Equitable allocation is a method of distributing half of the public offering shares that are shared by individual investors to whom they have subscribed. Of course, according to the modified public offering share distribution system, if there is a large underwriting margin, additional allotments may be received on a pro rata basis.
Since SK Bioscience’s public offering price is determined to be 65,000 won, which is the highest, 325,000 won must be placed as margin for at least 10 weeks of subscription. If the margin is small, this means that it is more advantageous to subscribe to multiple accounts in a minimum unit rather than concentrating on a single brokerage firm. Even if you get the highest competition rate, you can get at least a week if you subscribe, so if you subscribe from a total of six locations, including the subscription organizer and subscription team, you can get at least six weeks.
If you have not insured all the accounts, it is more advantageous to do so with a brokerage firm that has the highest amount of allowance.

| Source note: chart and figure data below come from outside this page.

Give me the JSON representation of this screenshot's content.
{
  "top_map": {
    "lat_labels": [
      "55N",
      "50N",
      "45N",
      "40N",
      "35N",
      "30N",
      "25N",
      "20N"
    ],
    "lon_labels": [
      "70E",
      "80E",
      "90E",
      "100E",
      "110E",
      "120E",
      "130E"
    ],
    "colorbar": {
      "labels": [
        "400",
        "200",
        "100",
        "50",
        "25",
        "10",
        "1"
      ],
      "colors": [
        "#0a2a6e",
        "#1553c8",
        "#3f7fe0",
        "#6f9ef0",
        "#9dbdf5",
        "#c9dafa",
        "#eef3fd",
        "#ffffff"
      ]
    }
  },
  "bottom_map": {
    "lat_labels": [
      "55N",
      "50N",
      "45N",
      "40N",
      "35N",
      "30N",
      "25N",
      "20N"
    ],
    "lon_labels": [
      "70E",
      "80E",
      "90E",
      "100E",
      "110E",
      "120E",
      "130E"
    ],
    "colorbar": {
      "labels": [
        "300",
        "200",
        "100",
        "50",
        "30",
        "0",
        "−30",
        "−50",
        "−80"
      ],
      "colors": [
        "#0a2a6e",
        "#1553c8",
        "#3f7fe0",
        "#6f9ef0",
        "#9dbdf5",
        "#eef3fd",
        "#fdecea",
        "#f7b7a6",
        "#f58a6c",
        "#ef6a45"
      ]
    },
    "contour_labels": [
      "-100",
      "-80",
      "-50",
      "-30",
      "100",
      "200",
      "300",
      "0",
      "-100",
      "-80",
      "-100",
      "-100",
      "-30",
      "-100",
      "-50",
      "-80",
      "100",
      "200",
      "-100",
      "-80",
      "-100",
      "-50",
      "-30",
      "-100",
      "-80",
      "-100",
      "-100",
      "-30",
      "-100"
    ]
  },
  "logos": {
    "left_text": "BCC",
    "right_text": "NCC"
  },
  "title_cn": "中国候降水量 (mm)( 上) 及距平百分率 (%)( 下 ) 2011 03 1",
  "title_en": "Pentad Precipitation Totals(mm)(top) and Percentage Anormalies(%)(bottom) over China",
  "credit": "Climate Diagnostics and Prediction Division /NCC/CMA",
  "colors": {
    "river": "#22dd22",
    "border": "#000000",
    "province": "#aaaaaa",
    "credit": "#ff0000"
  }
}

This is because the higher the competition rate, the greater the difference in the number of shares that can be received with equal distribution.
The representative organizer of the SK Bioscience IPO was NH Investment & Securities, which received the highest amount of 8,491500 shares. The co-organizers are Korea Investment & Securities (5,278,000 shares) and Mirae Asset Daewoo Securities (5,049,000 shares). Additionally, SK Securities (1,836,000 shares), Samsung Securities (1,475,500 shares) and Hana Financial Investment (1,475,500 shares) will participate as the acquisition team.
Is it possible? … SK Bioscience, as seen in the stock market,
SK Biosciences will go public on the 18th. On the day of the listing, the share price is 169,000 won when the initial price starts at double the public offering price and then hits the upper limit (as per). You can see a margin of 104,000 won per share. Considering that SK Bioscience’s share price is in the range of 200,000 won on the OTC market, there is the possibility of a further increase.
Previously, SK Biopharm, a subsidiary of the same group, posted an upper limit the day after the initial price was set at twice the public offering price on the first trading day, and posted an upper limit the next day.
SK Bioscience is evaluated as superior to SK Biopharm in terms of performance. In September of last year, sales were 158.6 billion won and operating profit was 26.8 billion won. The net profit also recorded 23 billion won. Profits are expected to increase significantly with consignment production of a new vaccine against coronavirus infection (Corona 19).
Additionally, SK Bioscience is researching and developing various vaccines, such as the Flu Vaccine, Shingles Vaccine, Varicella Vaccine, and Corona 19 Vaccine, and there are high expectations in the field of biopharmaceutical shipments production ( CMO) and Shipping Development Production (CDMO).
Lee Hye-rin, a researcher at KTB Investment & Securities, said: “With the Corona 19 pandemic, global vaccine manufacturers and business opportunities will expand, which will be a factor in raising the price (valuation) of stocks in compared to earnings. ” I can wait for the last name, “he said.